Alice, étudiante de 21 ans et Paolo, lycéen de 17 ans, militent au RNJ. • Sabrina Ranvier

• Alice, Rassemblement national :

« C’est vraiment par rapport à mes convictions, mes valeurs »

Elle fait la taille d’une carte de crédit et est ornée par deux visages : ceux de Marine Le Pen et de Jordan Bardella. Alice, 21 ans, possède la carte du Rassemblement national depuis mars. « C’est vraiment par rapport à mes convictions, mes valeurs, annonce-t-elle. Mes parents n’ont jamais milité mais avaient ces idées-là ». Cette jeune femme originaire d’Aigues-Vives, qui veut devenir professeur des écoles, commence par suivre le RN sur les réseaux. Puis elle part, seule, à un meeting à Marseille pour les Européennes : « C’est pour moi le parti qui se soucie le plus de la sécurité des femmes et donc de la mienne. » Elle a réussi à faire adhérer son frère et deux amis : « Ils ont un peu milité, mais moins que moi. » Elle explique être « tout le temps sur le terrain » avec le RNJ, les jeunes du RN. Pour les vacances de la Toussaint, elle a par exemple tracté tous les jours. Elle apprécie ces tractages, « ce moment relationnel, mêlé à tout le monde où les gens donnent leur expérience de vie ». Elle l’assure : « Qu’ils aient le même avis ou pas, c’est toujours enrichissant. »

• Paolo, 16 ans :

« J’ai commencé à m’intéresser au RN en suivant pas mal de débats à la TV »
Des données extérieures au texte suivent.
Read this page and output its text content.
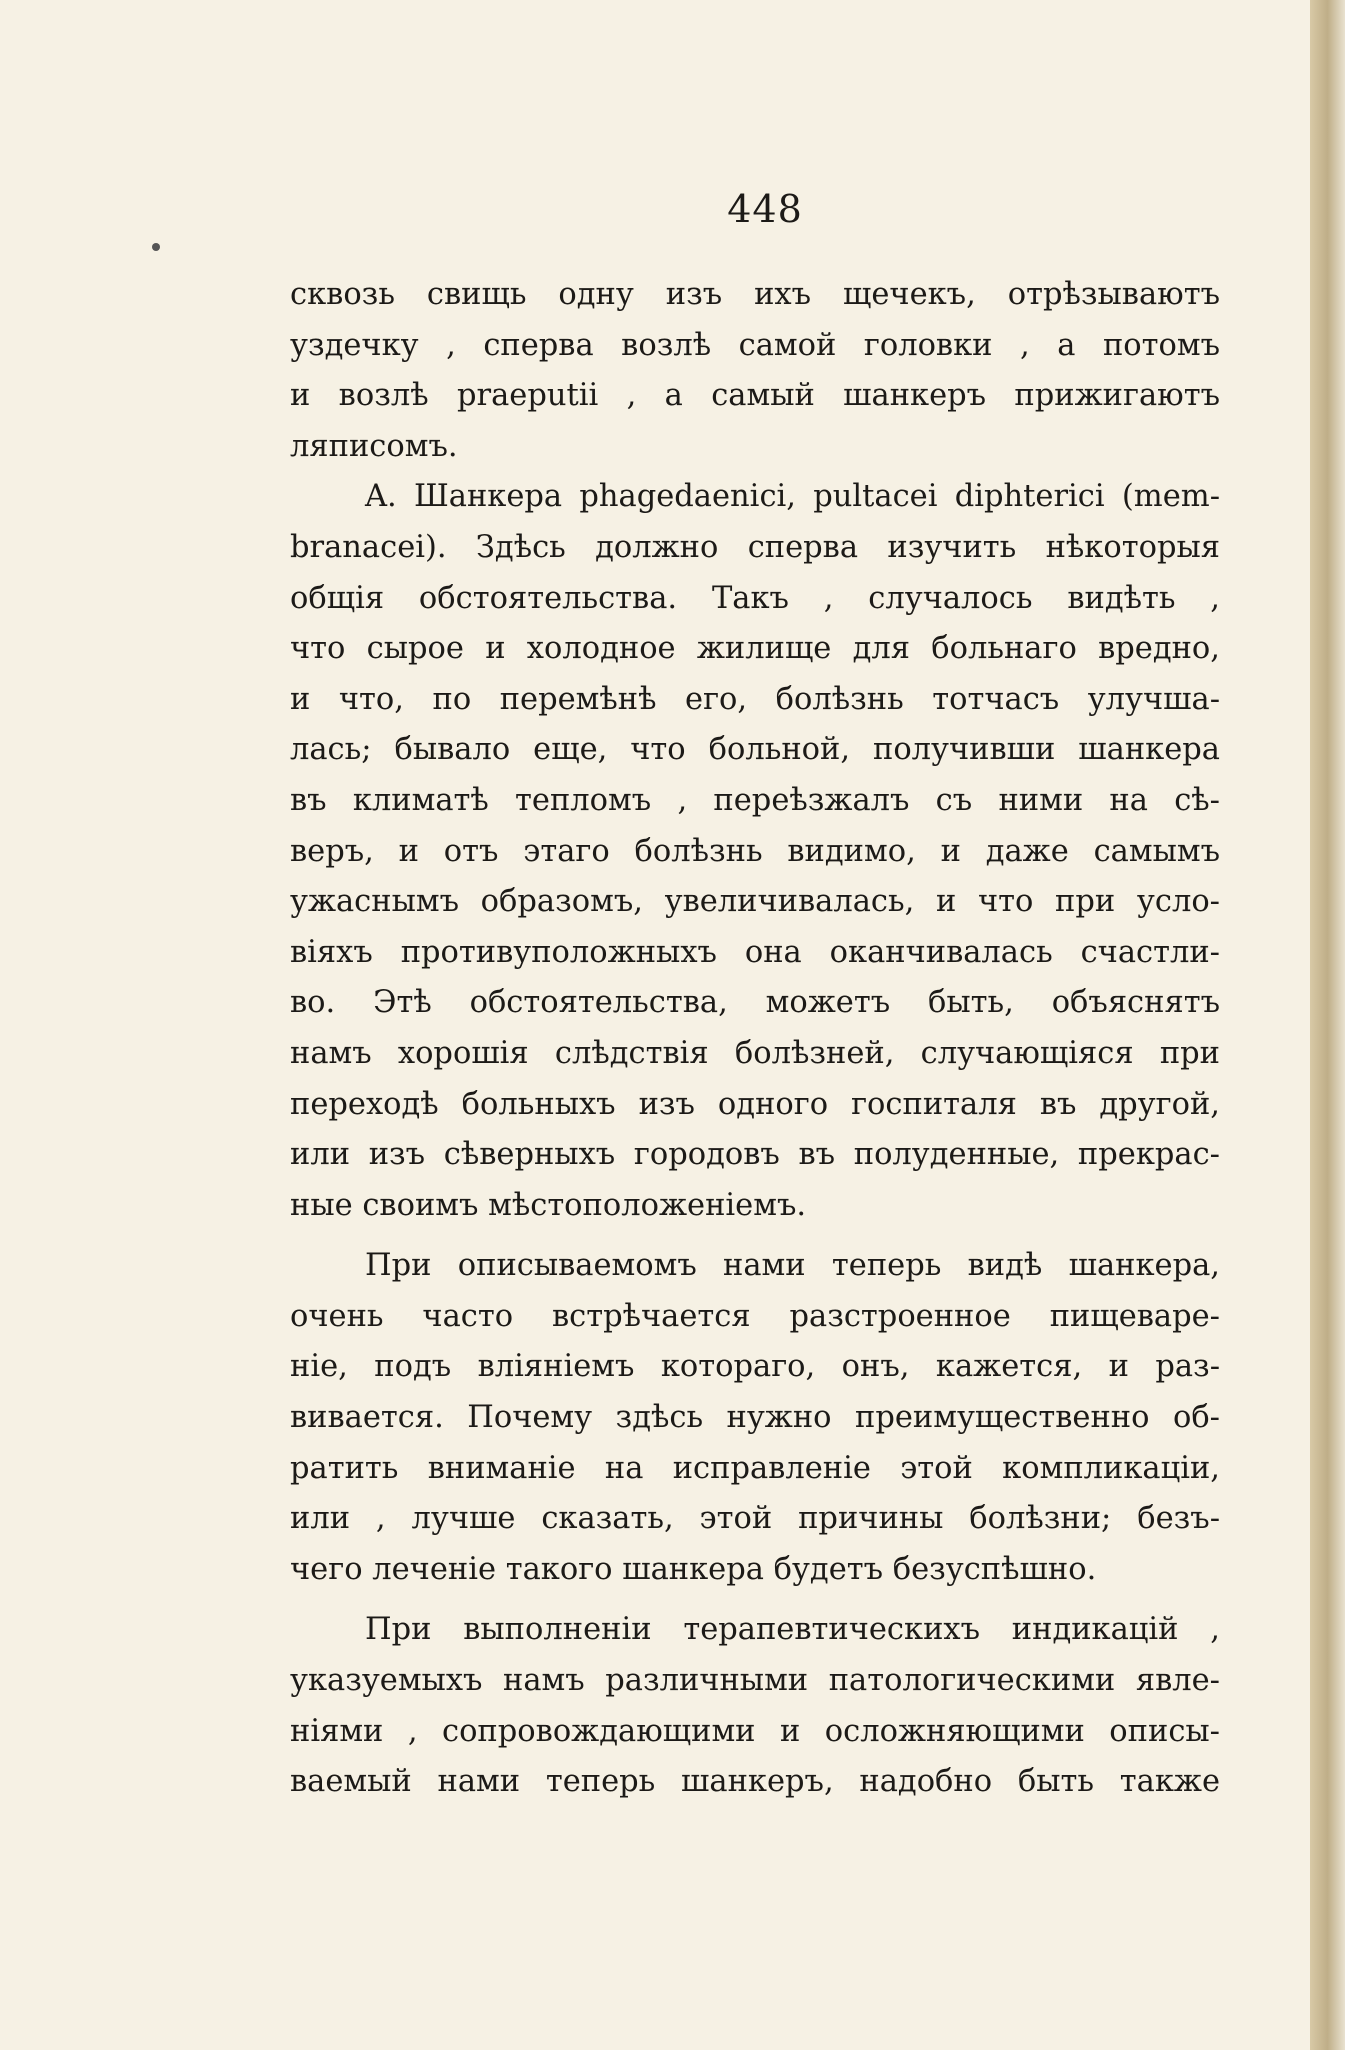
448
сквозь свищь одну изъ ихъ щечекъ, отрѣзываютъ
уздечку , сперва возлѣ самой головки , а потомъ
и возлѣ praeputii , а самый шанкеръ прижигаютъ
ляписомъ.
A. Шанкера phagedaenici, pultacei diphterici (mem-
branacei). Здѣсь должно сперва изучить нѣкоторыя
общія обстоятельства. Такъ , случалось видѣть ,
что сырое и холодное жилище для больнаго вредно,
и что, по перемѣнѣ его, болѣзнь тотчасъ улучша-
лась; бывало еще, что больной, получивши шанкера
въ климатѣ тепломъ , переѣзжалъ съ ними на сѣ-
веръ, и отъ этаго болѣзнь видимо, и даже самымъ
ужаснымъ образомъ, увеличивалась, и что при усло-
віяхъ противуположныхъ она оканчивалась счастли-
во. Этѣ обстоятельства, можетъ быть, объяснятъ
намъ хорошія слѣдствія болѣзней, случающіяся при
переходѣ больныхъ изъ одного госпиталя въ другой,
или изъ сѣверныхъ городовъ въ полуденные, прекрас-
ные своимъ мѣстоположеніемъ.
При описываемомъ нами теперь видѣ шанкера,
очень часто встрѣчается разстроенное пищеваре-
ніе, подъ вліяніемъ котораго, онъ, кажется, и раз-
вивается. Почему здѣсь нужно преимущественно об-
ратить вниманіе на исправленіе этой компликаціи,
или , лучше сказать, этой причины болѣзни; безъ-
чего леченіе такого шанкера будетъ безуспѣшно.
При выполненіи терапевтическихъ индикацій ,
указуемыхъ намъ различными патологическими явле-
ніями , сопровождающими и осложняющими описы-
ваемый нами теперь шанкеръ, надобно быть также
Il a grandi dans un village de l’Uzège et est lycéen en terminale à Saint-Jean-du-Gard. Il n’aura le droit de vote qu’en septembre 2025, mais Paolo a déjà mené deux campagnes pour le RN. « J’ai commencé à m’intéresser au RN en suivant pas mal de débats à la TV sur BFM, CNews ». Il suit ensuite le parti sur les réseaux sociaux. Il a le déclic et prend sa carte en avril, à 16 ans. Pour les Européennes, il commence à militer sur un marché au Pontet : « J’avais cette appréhension de la première action, mais ça c’est super bien passé. Voir des personnes qui nous soutiennent cela fait du bien à entendre. » Pourquoi avoir choisi ce parti ? « Cela rejoint des valeurs que j’ai eues en éducation, ce patriotisme », résume ce jeune homme brun. Il adhère aussi à un programme qui se préoccupe, selon lui, « de problèmes concrets, de santé, sécurité ». Il reconnaît que sur certains tractages, « des gens débordent mais on reste calme ». Il est mordu de politique. L’an prochain, il aimerait laisser tomber l’hôtellerie-restauration pour se réorienter vers des études de sciences politiques.